Laura from Kid Cupid
Hello! I’m Laura and I’m singer in the band Kid Cupid. We are an alt-pop group based in London but I’m originally from Newcastle! We’ve been together for around 2 years now and are just about to release our debut EP ‘Unholy Ceremony’ on June 18th which is very exciting.
Tell us how you got started in your craft?
I’ve been writing songs since I was about 5 years old, you could always find me creating rhymes or performing to anyone who would listen. I guess that love never left me and I stuck at it, continued to write songs and began the never-ending process of discovering who I wanted to be as an artist. Although it’s been a lifelong thing it really took on a new life for me when I moved to London, I was able to connect with other bands and really started to see the business side of the craft. The Roundhouse was an amazing place for me during this time, I was able to use the studios there and take time to find a sound. My parents have really had the biggest influence on me getting into music, it’s always been a huge focal point in our home and they have allowed me the space and freedom to experiment as I was growing up. I was brought up on an eclectic mix of genres/bands and I have very fond memories of spending hours sifting through their record/cd collection. My dad plays bass so I have always been around instruments and wanted to learn for myself so tried guitar, the cornet and piano as well as singing lessons. I now write the bare bones of our Kid Cupid songs on the piano and we then take them into the studio to work on with the guys. My writing style and voice have evolved a lot of the years, it’s always funny (and sometimes painful!) to listen back to old songs and see just what a journey I’ve been on but look on it all as small stepping stones.
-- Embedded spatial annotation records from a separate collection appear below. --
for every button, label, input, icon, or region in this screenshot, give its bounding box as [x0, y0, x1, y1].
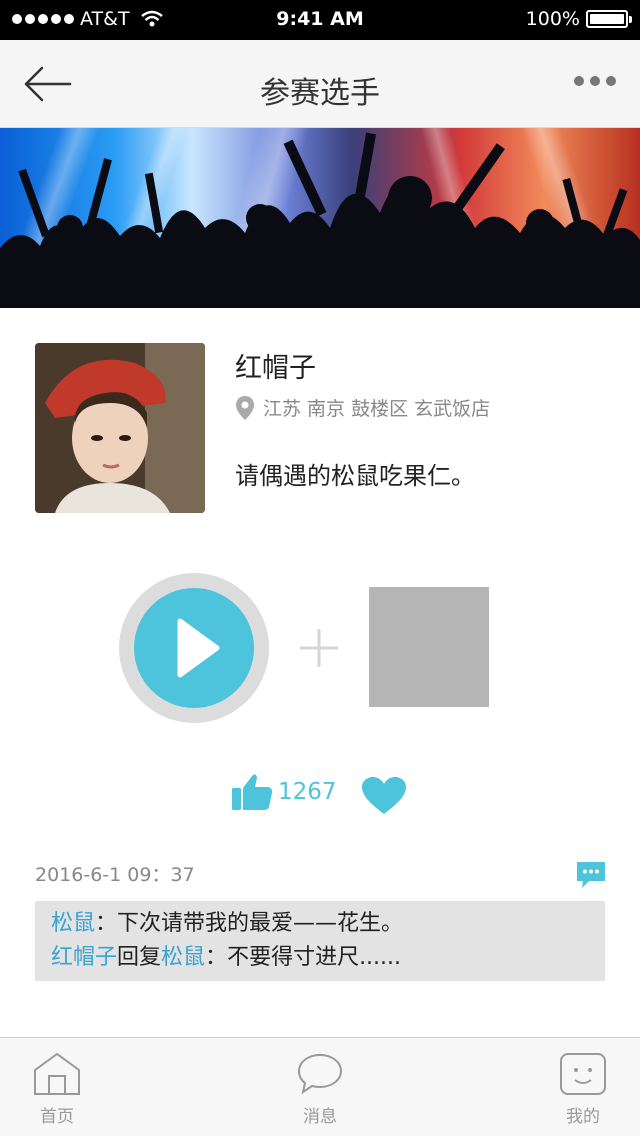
location-text: 江苏 南京 鼓楼区 玄武饭店: [263, 398, 491, 420]
comment-user[interactable]: 红帽子: [51, 945, 117, 970]
heart-icon[interactable]: [361, 776, 407, 816]
comment-item: 红帽子回复松鼠：不要得寸进尺......: [51, 941, 589, 975]
concert-crowd-silhouette: [0, 128, 640, 308]
comment-user[interactable]: 松鼠: [51, 911, 95, 936]
play-icon: [177, 618, 220, 678]
battery-percent: 100%: [525, 8, 580, 30]
tab-label: 消息: [303, 1107, 337, 1127]
like-count: 1267: [278, 779, 337, 805]
home-icon: [34, 1052, 80, 1095]
location-pin-icon: [236, 395, 254, 420]
tab-label: 我的: [566, 1107, 600, 1127]
avatar-photo: [35, 343, 205, 513]
comment-list: 松鼠：下次请带我的最爱——花生。 红帽子回复松鼠：不要得寸进尺......: [35, 901, 605, 981]
tab-messages[interactable]: 消息: [280, 1052, 360, 1127]
bio-text: 请偶遇的松鼠吃果仁。: [235, 462, 475, 490]
avatar[interactable]: [35, 343, 205, 513]
status-right: 100%: [525, 8, 632, 30]
tab-mine[interactable]: 我的: [543, 1052, 623, 1127]
contestant-name: 红帽子: [235, 353, 316, 384]
comment-text: 不要得寸进尺......: [227, 945, 402, 970]
like-button[interactable]: 1267: [230, 772, 337, 812]
comment-separator: ：: [205, 945, 228, 970]
reply-word: 回复: [117, 945, 162, 970]
profile-icon: [560, 1053, 606, 1095]
play-button[interactable]: [119, 573, 269, 723]
more-icon[interactable]: [574, 76, 616, 86]
page-title: 参赛选手: [260, 76, 380, 111]
comment-item: 松鼠：下次请带我的最爱——花生。: [51, 907, 589, 941]
comment-separator: ：: [95, 911, 118, 936]
message-icon: [297, 1053, 343, 1095]
comment-timestamp: 2016-6-1 09：37: [35, 864, 195, 886]
comment-text: 下次请带我的最爱——花生。: [117, 911, 404, 936]
tab-bar: 首页 消息 我的: [0, 1037, 640, 1136]
banner-image: [0, 128, 640, 308]
battery-icon: [586, 10, 632, 28]
thumbs-up-icon: [232, 774, 273, 810]
tab-home[interactable]: 首页: [17, 1052, 97, 1127]
plus-icon: [300, 629, 338, 667]
tab-label: 首页: [40, 1107, 74, 1127]
play-button-inner: [134, 588, 254, 708]
location: 江苏 南京 鼓楼区 玄武饭店: [235, 394, 490, 421]
nav-bar: 参赛选手: [0, 40, 640, 128]
reply-to-user[interactable]: 松鼠: [161, 945, 205, 970]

Tell us why feminism is important to you and how it influences your work?
I’ve grown up with the most amazing role model in my mum, who has instilled great values and whose strength continues to inspire me every day. To have that kind of grounding from a young age has really shaped the woman I am becoming. I have never felt lesser and have always been lucky enough to have an open dialogue with the role models in my life about these issues.
However, unfortunately I have experienced inequality as a woman repeatedly over the years. To feel like you matter, what you’re doing is valid and to feel like you’re being treated as an equal is so important and a basic human right. The music industry is tough for everyone trying to get heard but on top of that there’s also the fact it also still feels male dominated. I still come across the notion that women should be writing a certain way, creating a certain style of music or are simply seen as simply the ‘face’ of the band. I actually still have people who are surprised when I say I’ve written the songs. It’s my job as an artist to challenge this. We have to learn to take up more space and be comfortable doing so, saying I’m here and I’m not going anywhere! It influences every part of my work really, I’m so affected by my environment and experiences that it pours out into the songs, especially in this new EP. It’s a powerful thing to feel so much emotion but to be able to channel it into something really creative. However, that is also a very vulnerable place to put yourself, so having a strong female role model has really helped rise to the challenge. I’m also a huge believer in energy - women are so powerful, and I’m actually reading a book called ‘Women who Run with the Wolves’ by Clarissa Estes and it’s very inspiring, all about harnessing and recognising that energy.
What do you do to avoid feminist burnout? Whats your favourite self care practice?
Let’s face it, it can be extremely frustrating at times. The key thing we can do is to empower other women, raise each other up and channel our anger into something really creative and positive.
It’s actually taken me a little while but I’m finally realising the immense importance of self-care and self-love. After a very tough start to the year in which I started to suffer with my mental health,I turned to acupuncture and it has really changed things for me. Try it!! We really need to slow down, be present in the everyday otherwise life is just passing us by! When I start to feel low, the best thing I can do is get away and to get a new perspective, even if it’s just for a day. I’m very nomadic and hate to be in one place for too long!! Alongside that I absolutely love candles, putting on a record and chilling out in my little flat, taking my dog Winston for a long walk or sitting down to get creative and write some new material. BUT I’d say the greatest form of self-care is being around my amazing girl gang, we are each other’s absolute champions and biggest supporters, I feel incredibly lucky and wish all women had the same. A huge shout out to those girls!
Do you have any advice for anyone starting out in your field?
Don’t let anyone else tell you what to do or how to be. People will talk and try to offer you unwanted advice. Nothing worth doing ever comes without resistance, so block it out and continue doing you. It’s tough and there are times you will feel like giving up, but just never ever stop, keep pushing through, stay true to yourself and create material you love. Pour endless love and passion into your projects, people notice that - it radiates and only good things can happen.